The punishment for single perpetrator rape is a mandatory life imprisonment under section 9(1). For rape followed by murder and gang rape, the punishment can be life imprisonment under section 9(2) or the death penalty under 9(3).
On the other hand, the punishment for attempt to rape under section 9(4) could be anything between five to ten years imprisonment, said Huda.
“Now the government has just changed section 9(1) and introduced death penalty as the highest punishment instead of life imprisonment,” said Huda.
The researcher said that since the recent protests erupted from the Noakhali gang rape case, the death penalty was already a possible punishment for the accused rapists in existing law even before the amendment)
The absence of death penalty for single perpetrator rape (without murder) under the 2000 Act has not been an obstruction to justice at all, he added.
Two reasons
According to Huda, the low conviction rate has two main reasons.
“Firstly, research has shown that the severity of punishment tends to share an inverse relationship with the rate of conviction in criminal cases,” he said. “So, the more severe the punishment, the lower the rate of conviction is likely to be. This is particularly relevant for rape cases in Bangladesh, since the punishment for single perpetrator rape can only be life imprisonment, which robs judges of their sentencing discretion, which is an essential component in any justice system.”
He explained: “It must be noted that the lowest punishment for rape in Bangladesh is life imprisonment, which is usually the highest punishment in countries for any offence, even murder, in most advanced legal systems.”
Secondly, Huda said, survivors who file rape cases tend to face violent reprisals from the accused, who are usually more powerful and influential, for daring to seek justice.
“The lack of witness protection system allows the rapist’s side to threaten the rape survivor to the point they are no longer able to continue the case out of fear for their own safety,” he said. “Therefore in those cases, there is likely to be an out of court settlement, and the rapist gets acquitted.”
The real solution
The definition of rape under current Bangladeshi law (Penal Code 1860/375) has little clarify the idea of consent, which is the primary determinant of what constitutes rape, said Dhaka-based human right activist Zefroon Afsary. This results in ambiguity that can tolerate unacceptable degrees of sexual violence.

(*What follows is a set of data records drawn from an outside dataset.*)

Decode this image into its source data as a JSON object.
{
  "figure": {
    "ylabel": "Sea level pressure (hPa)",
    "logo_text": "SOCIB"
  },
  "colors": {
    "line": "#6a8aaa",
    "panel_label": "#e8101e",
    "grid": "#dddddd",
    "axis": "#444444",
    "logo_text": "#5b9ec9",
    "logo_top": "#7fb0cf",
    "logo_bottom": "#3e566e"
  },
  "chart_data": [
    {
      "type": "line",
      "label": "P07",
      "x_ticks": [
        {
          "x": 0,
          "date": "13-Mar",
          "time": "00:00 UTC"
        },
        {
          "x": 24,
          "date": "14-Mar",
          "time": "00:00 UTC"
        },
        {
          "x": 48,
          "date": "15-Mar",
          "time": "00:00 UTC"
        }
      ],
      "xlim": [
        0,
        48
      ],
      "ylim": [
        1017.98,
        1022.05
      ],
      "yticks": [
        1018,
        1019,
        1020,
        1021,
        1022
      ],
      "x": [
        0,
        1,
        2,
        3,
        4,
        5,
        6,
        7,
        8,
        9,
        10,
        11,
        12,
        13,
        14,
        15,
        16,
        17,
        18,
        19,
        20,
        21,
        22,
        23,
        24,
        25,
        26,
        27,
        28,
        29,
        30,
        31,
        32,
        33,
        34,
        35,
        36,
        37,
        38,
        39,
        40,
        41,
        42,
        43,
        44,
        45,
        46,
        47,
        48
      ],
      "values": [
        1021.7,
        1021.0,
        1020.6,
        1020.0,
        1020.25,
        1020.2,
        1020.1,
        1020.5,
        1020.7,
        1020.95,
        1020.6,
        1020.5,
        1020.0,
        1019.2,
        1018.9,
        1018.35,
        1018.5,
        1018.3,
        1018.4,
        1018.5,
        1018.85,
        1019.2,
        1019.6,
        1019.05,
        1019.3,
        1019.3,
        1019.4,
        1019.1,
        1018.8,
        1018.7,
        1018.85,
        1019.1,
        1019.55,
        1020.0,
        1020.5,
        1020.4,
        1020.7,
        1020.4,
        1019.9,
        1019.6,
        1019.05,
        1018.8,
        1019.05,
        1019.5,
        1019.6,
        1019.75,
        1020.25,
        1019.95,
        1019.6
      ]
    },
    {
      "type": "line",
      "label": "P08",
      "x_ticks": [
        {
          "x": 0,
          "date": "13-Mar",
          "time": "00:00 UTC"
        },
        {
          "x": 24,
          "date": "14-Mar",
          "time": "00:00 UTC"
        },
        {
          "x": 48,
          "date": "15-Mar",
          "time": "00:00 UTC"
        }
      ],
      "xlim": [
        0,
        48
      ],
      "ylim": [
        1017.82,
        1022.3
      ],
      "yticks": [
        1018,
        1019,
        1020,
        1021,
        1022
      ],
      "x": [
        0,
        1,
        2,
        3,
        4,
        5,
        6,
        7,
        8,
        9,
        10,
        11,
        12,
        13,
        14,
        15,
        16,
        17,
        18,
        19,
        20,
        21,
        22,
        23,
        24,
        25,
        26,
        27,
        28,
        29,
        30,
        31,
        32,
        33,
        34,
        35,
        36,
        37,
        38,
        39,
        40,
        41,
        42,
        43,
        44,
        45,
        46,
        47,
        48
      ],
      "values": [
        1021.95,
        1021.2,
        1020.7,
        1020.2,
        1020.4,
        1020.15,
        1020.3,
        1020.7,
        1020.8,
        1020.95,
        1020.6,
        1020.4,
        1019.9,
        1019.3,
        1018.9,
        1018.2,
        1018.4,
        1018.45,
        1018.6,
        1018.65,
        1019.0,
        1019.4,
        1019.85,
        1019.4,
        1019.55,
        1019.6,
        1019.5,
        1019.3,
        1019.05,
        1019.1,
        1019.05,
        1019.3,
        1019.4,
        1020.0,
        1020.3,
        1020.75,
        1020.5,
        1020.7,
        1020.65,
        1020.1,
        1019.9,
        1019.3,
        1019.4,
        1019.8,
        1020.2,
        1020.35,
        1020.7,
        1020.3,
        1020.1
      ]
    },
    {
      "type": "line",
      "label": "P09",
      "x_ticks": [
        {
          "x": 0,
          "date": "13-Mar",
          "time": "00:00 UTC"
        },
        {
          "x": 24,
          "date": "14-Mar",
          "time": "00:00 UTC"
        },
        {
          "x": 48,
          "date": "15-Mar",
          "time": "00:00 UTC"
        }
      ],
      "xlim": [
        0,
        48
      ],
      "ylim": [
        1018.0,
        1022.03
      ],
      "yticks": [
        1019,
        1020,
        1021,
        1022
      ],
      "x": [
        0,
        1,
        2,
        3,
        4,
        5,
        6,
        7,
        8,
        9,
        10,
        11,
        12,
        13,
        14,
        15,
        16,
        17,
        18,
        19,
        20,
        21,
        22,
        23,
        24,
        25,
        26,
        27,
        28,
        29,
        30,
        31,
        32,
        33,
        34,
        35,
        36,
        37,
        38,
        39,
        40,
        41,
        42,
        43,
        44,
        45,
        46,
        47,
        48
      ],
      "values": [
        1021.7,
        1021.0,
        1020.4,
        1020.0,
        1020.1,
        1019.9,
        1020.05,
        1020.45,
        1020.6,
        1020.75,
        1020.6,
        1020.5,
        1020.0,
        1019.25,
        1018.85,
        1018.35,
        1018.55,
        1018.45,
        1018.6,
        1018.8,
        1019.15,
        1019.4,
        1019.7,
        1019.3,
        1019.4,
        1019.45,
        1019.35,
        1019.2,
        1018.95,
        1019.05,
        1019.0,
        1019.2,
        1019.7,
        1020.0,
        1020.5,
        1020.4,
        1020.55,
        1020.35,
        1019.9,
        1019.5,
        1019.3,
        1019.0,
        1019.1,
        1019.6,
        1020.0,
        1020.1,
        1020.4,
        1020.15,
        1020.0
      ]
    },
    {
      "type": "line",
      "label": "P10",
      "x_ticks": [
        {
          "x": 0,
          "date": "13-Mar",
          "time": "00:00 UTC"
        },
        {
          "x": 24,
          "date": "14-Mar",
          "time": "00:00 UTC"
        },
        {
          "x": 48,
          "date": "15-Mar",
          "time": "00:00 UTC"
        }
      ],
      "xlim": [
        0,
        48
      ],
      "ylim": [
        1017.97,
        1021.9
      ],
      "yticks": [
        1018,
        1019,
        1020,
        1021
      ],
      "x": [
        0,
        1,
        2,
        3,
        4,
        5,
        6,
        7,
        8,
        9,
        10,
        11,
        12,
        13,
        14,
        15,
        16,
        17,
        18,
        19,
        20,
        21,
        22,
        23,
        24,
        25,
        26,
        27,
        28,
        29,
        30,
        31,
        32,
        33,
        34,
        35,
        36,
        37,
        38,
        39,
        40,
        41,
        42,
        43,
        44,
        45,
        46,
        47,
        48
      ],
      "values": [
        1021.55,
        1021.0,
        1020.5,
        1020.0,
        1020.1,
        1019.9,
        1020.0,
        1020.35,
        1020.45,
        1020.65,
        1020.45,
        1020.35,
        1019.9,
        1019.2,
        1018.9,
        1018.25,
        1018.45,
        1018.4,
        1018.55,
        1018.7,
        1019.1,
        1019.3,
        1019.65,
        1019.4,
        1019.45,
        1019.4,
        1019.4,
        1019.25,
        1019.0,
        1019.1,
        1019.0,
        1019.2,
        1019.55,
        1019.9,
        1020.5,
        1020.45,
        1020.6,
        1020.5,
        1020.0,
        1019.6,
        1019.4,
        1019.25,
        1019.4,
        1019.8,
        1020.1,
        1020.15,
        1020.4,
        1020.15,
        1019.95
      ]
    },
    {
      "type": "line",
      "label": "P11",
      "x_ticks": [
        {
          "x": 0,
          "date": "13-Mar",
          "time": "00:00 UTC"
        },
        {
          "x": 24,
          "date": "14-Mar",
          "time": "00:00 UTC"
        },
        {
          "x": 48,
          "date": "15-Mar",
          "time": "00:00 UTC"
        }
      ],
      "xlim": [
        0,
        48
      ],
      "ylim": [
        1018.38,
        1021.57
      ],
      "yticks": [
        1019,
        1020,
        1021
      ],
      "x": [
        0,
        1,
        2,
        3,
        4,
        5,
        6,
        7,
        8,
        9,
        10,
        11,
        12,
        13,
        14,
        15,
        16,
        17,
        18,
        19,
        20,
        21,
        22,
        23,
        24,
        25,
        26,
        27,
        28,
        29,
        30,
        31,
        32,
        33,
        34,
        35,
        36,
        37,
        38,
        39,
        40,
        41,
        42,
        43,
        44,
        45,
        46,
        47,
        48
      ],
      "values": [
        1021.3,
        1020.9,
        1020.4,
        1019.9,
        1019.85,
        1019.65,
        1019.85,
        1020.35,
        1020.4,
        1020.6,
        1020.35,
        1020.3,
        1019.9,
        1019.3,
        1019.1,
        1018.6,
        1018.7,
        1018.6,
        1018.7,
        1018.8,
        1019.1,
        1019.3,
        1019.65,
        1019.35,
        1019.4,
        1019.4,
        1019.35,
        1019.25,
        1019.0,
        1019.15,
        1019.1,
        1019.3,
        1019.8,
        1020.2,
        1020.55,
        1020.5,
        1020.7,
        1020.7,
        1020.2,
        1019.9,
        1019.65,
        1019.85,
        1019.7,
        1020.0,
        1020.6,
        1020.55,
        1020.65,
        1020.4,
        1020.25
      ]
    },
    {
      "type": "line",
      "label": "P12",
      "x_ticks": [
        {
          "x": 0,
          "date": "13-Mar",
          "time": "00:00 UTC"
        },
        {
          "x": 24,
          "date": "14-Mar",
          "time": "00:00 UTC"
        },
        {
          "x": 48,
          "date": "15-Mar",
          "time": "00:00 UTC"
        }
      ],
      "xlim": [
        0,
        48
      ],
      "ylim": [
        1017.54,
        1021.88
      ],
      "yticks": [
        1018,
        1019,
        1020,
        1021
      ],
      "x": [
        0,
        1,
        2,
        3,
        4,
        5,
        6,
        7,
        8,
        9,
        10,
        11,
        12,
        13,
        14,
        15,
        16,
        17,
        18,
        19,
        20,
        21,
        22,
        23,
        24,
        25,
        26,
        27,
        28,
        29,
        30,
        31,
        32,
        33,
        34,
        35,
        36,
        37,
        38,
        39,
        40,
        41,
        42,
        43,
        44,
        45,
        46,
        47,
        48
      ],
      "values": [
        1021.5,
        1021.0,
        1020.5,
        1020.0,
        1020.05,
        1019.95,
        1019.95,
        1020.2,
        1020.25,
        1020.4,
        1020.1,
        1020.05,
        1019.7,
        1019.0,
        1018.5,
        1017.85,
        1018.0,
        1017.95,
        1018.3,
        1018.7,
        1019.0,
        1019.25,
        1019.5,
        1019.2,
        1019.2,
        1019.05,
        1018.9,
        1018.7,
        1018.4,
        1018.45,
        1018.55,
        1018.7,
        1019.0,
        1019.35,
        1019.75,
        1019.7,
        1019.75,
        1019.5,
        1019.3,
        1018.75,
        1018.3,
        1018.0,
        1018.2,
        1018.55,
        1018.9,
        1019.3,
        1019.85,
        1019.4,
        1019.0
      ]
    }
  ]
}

“This law is inherited from another era which also tolerated racism and slavery,” said Afsary. “Naturally it cannot fit the criteria that can successfully tackle the level of sexual assault that is faced by women and girls who are living 160 years later. Present-day women experience sexual abuse in many fronts, sometimes repeatedly; in public transport, streets, homes, educational institutions and the workplace-making all spaces unsafe.”
She said in most cases the women are discouraged to ask for justice, due to stigma around the topic of sexual violence, general lack of respect for women and high levels of apathy to the violation of women’s bodies.
“This is encouraged by a thriving culture of impunity against perpetrators,” Afsary said. “The law needs revision to include intimate partner violence, which is an unrecognised reality of an overwhelming number of women and girls.”
Bangladeshis must first be ready to view violence against women and girls as crimes and not instances that lower her “honor” in society, she said
“In villages of Bangladesh, it is the norm to marry off the survivor to rapist, showing to what extent the association of ‘violation of female body’ with ‘shame’ can cause,” Afsary said. “Sex education should be part of schooling and the practice of zero tolerance for violence and abuse should be adopted by all workplaces.”
She added: “Women’s safety must be ensured in public spaces firstly by acknowledging them as a human being with dignity and rights, instead of subjecting her to objectification, stereotyping and toxic social norms that don’t hold men accountable but comfortably restricts the freedom of women and girls.”